Le vendredi 2 avril 2010

Thérèse en taule

J’ai aussi exercé en qualité de Thérèse pénitentiaire dans différentes prisons et un tribunal pendant de nombreuses années.
Passionnant, déroutant. Expérience inoubliable J’y ai vu des choses très dures. Ça passe ou tu te casses.
La crasse des cellules au tribunal et les prisons ; la honte de notre pays ? … je confirme.
Il y a un truc que ne pourra jamais montrer la télé au sujet des prisons, c'est l'odeur. L 'odeur de renfermé, de pisse et cette odeur de vieille serpillière usée jusqu'à la corde, qui sert à laver le sol, serpillière trempée et retrempée dans un seau d'eau tiédasse sans détergent parce que ça coûte trop cher. D'ailleurs j'ai toujours pensé que les images à la télé, ne montraient jamais l'état réel des prisons. Même la plus grande prison d'Europe parait propre ou alors on n'autorise les tournages que dans les lieux les plus clean.
La prison, c’est loin d’être le club Med comme l’imaginent les gens.

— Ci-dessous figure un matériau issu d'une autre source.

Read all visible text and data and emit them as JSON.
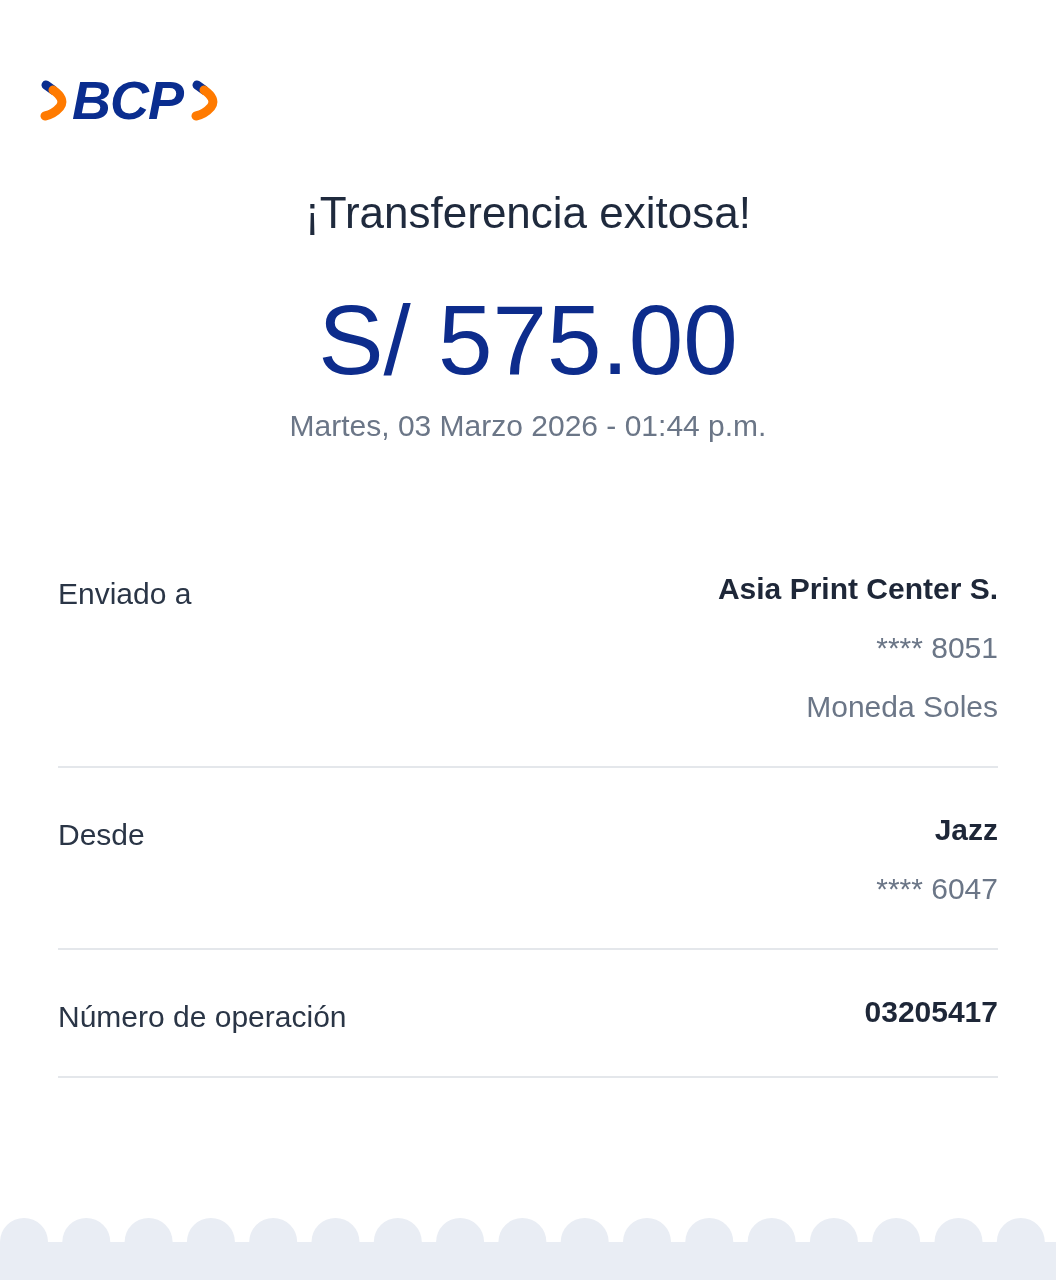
{
  "logo": {
    "text": "BCP"
  },
  "title": "¡Transferencia exitosa!",
  "amount": "S/ 575.00",
  "datetime": "Martes, 03 Marzo 2026 - 01:44 p.m.",
  "details": [
    {
      "label": "Enviado a",
      "lines": [
        {
          "text": "Asia Print Center S.",
          "kind": "primary"
        },
        {
          "text": "**** 8051",
          "kind": "secondary"
        },
        {
          "text": "Moneda Soles",
          "kind": "secondary"
        }
      ]
    },
    {
      "label": "Desde",
      "lines": [
        {
          "text": "Jazz",
          "kind": "primary"
        },
        {
          "text": "**** 6047",
          "kind": "secondary"
        }
      ]
    },
    {
      "label": "Número de operación",
      "lines": [
        {
          "text": "03205417",
          "kind": "primary"
        }
      ]
    }
  ]
}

D’ailleurs à ceux qui en sont persuadés, je leur suggère d’aller y faire un petit séjour voir si c’est si bien que cela et on en reparlera. On peut avoir une petite idée de l’espace en louant un studio cabine pour trois personnes à la montagne (la montagne en moins). Autre possibilité : louer une chambre à l'hôtel Formule machin et y vivre à 3 (à 4 c'est plus réaliste) pendant quelques jours sans sortir. Ne pas oublier de faire sa toilette devant les autres et pisser dans le lavabo. Pour la douche, c'est aussi à l'extérieur.
La prison, c’est le lieu par excellence où un primo délinquant apprends à faire toutes les conneries qui le ramèneront en taule. C’est surtout l’endroit où l’homme apprend la haine.
Les inégalités sociales de l’extérieur, tu trouves les mêmes à l’intérieur et accentuées par le lieu « fermé ».
Si tu n’as pas de sous, tu ne peux pas avoir la télé, t’acheter du Nes ou du papier cul (eh oui messieurs et mesdames, rien n’est gratuit, la télé non plus, elle est même plus chère qu’a l’hôpital)
C’est le seul lieu où la législation du travail ne s’impose pas et où les salariés perçoivent des salaires de misère (punition supplémentaire ?)
C’est un endroit où les étrangers condamnés pour séjour irrégulier sur le territoire français peuvent travailler sans titre de séjour et d’autorisation de travailler. Ils cotisent à la sécu et ouvrent donc des droits !
On y découvre que les relations sexuelles sont interdites entre détenus (attention mitard !) mais où le personnel socio-éducatif et médical mets à disposition des mêmes détenus, des préservatifs au titre de la prévention du SIDA et autres maladies.
On y découvre aussi qu’un détenu attend plusieurs mois un rendez-vous avec le dentiste (un seul praticien, à temps partiel, pour des centaines de détenus). Désespérant et très douloureux quand le détenu a un abcès dentaire et plus particulièrement quand le détenu toxicomane a cessé de se défoncer du fait de l'incarcération.
Vous osez parler du public en détention ? L’administration, pour justifier les moyens qu’elle vous refuse, vous réponds que ce n’est pas du public mais des P.P.S.M.J. ( = Personnes Placées Sous Main de Justice, donc pas du public !)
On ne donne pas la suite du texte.